In case you have not noticed, almost nobody who is running for a seat in the Senate has come out with a clear position on the Sabah issue, particularly the bloody incident last Friday in which more than a dozen Filipinos and at least two Malaysians were killed in a clash.
The deafening silence is strange considering that the issue provides a great opportunity for the candidates to open themselves up for scrutiny by the electorate, unless of course they would rather get elected for its own sake and never mind if they do nothing as senators.
The Sabah issue ought to be of great interest to the Senate, not only because it is a deliberative body whose functions include the approval of treaties and therefore a participant in the formulation of foreign policy.
But the silence is deafening. Each and every candidate apparently views the issue as highly volatile. They would rather stick to their campaign and keep what chances they have of winning than speak out and give the electorate a choice that could put their chances at risk.

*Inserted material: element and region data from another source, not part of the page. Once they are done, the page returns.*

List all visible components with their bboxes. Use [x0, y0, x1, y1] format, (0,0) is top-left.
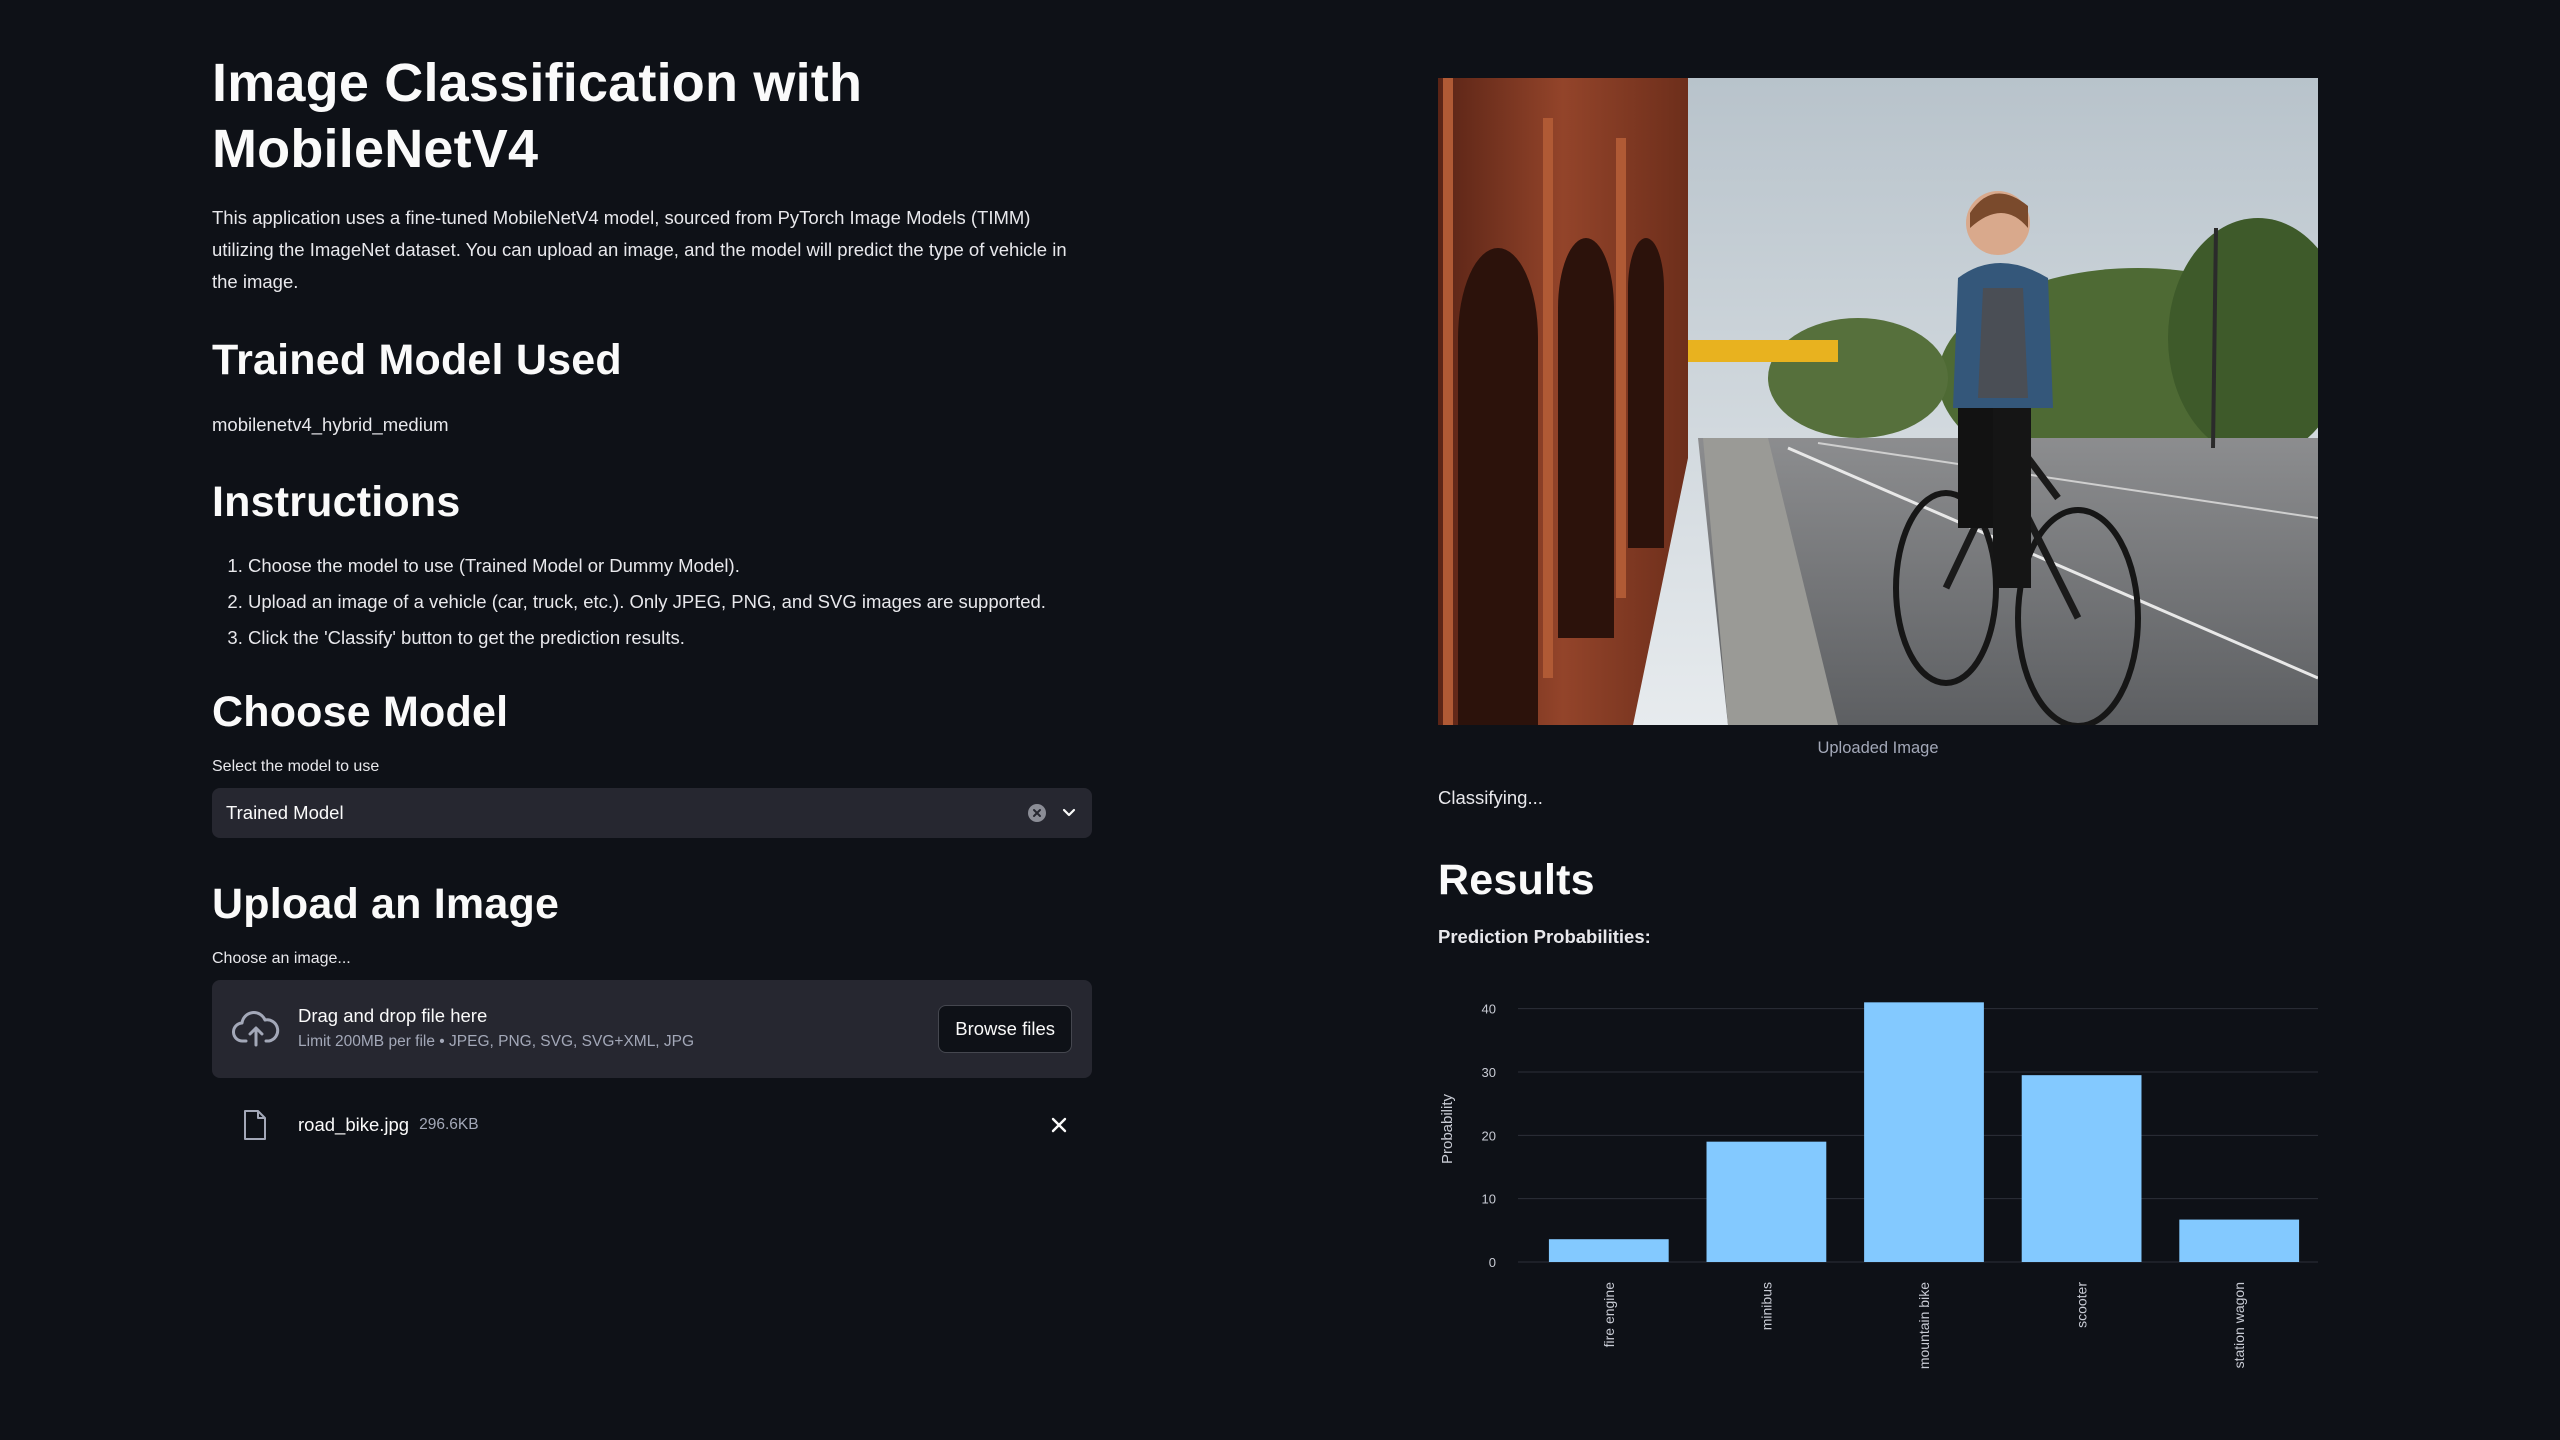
file-icon [244, 1110, 266, 1140]
instruction-step: Choose the model to use (Trained Model o… [248, 548, 1092, 584]
x-tick-label: fire engine [1601, 1282, 1617, 1348]
trained-model-name: mobilenetv4_hybrid_medium [212, 414, 449, 435]
upload-heading: Upload an Image [212, 880, 560, 928]
instruction-step: Upload an image of a vehicle (car, truck… [248, 584, 1092, 620]
page-title: Image Classification with MobileNetV4 [212, 53, 863, 179]
x-tick-label: mountain bike [1916, 1282, 1932, 1369]
uploaded-file-name: road_bike.jpg [298, 1114, 410, 1135]
classification-status: Classifying... [1438, 787, 1543, 808]
uploaded-file-size: 296.6KB [419, 1116, 479, 1133]
y-tick-label: 0 [1489, 1255, 1496, 1270]
x-tick-label: minibus [1758, 1282, 1774, 1330]
y-tick-label: 20 [1482, 1128, 1496, 1143]
instructions-list: Choose the model to use (Trained Model o… [212, 548, 1092, 656]
results-heading: Results [1438, 856, 1595, 904]
remove-file-icon[interactable] [1048, 1114, 1070, 1136]
choose-model-heading: Choose Model [212, 688, 509, 736]
app-description: This application uses a fine-tuned Mobil… [212, 207, 1067, 292]
y-tick-label: 40 [1482, 1002, 1496, 1017]
file-dropzone[interactable]: Drag and drop file here Limit 200MB per … [212, 980, 1092, 1078]
select-label: Select the model to use [212, 758, 380, 775]
instructions-heading: Instructions [212, 478, 461, 526]
dropzone-limits: Limit 200MB per file • JPEG, PNG, SVG, S… [298, 1033, 695, 1050]
left-column: Image Classification with MobileNetV4 Th… [212, 50, 1092, 1152]
x-tick-label: scooter [2074, 1282, 2090, 1328]
x-tick-label: station wagon [2231, 1282, 2247, 1368]
probability-bar-chart: 0 10 20 30 40 Probability fire engine minibus mo… [1439, 1002, 2318, 1369]
model-select[interactable]: Trained Model [212, 788, 1092, 838]
y-tick-label: 10 [1482, 1192, 1496, 1207]
instruction-step: Click the 'Classify' button to get the p… [248, 620, 1092, 656]
image-caption: Uploaded Image [1817, 739, 1939, 757]
file-uploader-label: Choose an image... [212, 950, 351, 967]
prediction-probabilities-label: Prediction Probabilities: [1438, 926, 1651, 947]
y-axis-label: Probability [1439, 1093, 1456, 1164]
y-tick-label: 30 [1482, 1065, 1496, 1080]
uploaded-image [1438, 78, 2318, 725]
bar [1548, 1239, 1669, 1262]
trained-model-heading: Trained Model Used [212, 336, 622, 384]
bar [1706, 1141, 1827, 1262]
chevron-down-icon[interactable] [1060, 804, 1078, 822]
cloud-upload-icon [232, 1011, 280, 1047]
browse-files-button[interactable]: Browse files [938, 1005, 1072, 1053]
bar [2179, 1219, 2300, 1262]
right-column: Uploaded Image Classifying... Results Pr… [1438, 78, 2318, 1376]
bar [1864, 1002, 1984, 1262]
dropzone-instruction: Drag and drop file here [298, 1005, 488, 1026]
model-select-value: Trained Model [226, 802, 344, 823]
uploaded-file-row: road_bike.jpg 296.6KB [212, 1098, 1092, 1152]
clear-selection-icon[interactable] [1028, 804, 1046, 822]
bar [2021, 1075, 2142, 1262]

By this silence, therefore, each and every candidate has shown the electorate their unworthiness to rise to occasions of great importance to the national interest. The only interest that is of importance to them is their own.
Providing the electorate with an informed choice is clearly not in the vocabulary and agenda of the senatorial candidates. They know that if they speak now, the substance of their persons will be exposed and the chaff will be separated from the grain.
By their silence is reinforced the growing suspicion that this senatorial election, more than any past election for the Senate, is the worst in terms of choices. Not only are party lines and advocacies fuzzy at best, there is no clear difference between one or the other.
One candidate is just the same as the rest. They are interchangeable pieces of the same puzzle -- the puzzle of why people are even electing them in the first place. This is the worst batch of senatoriables. No wonder they have nothing at all to say.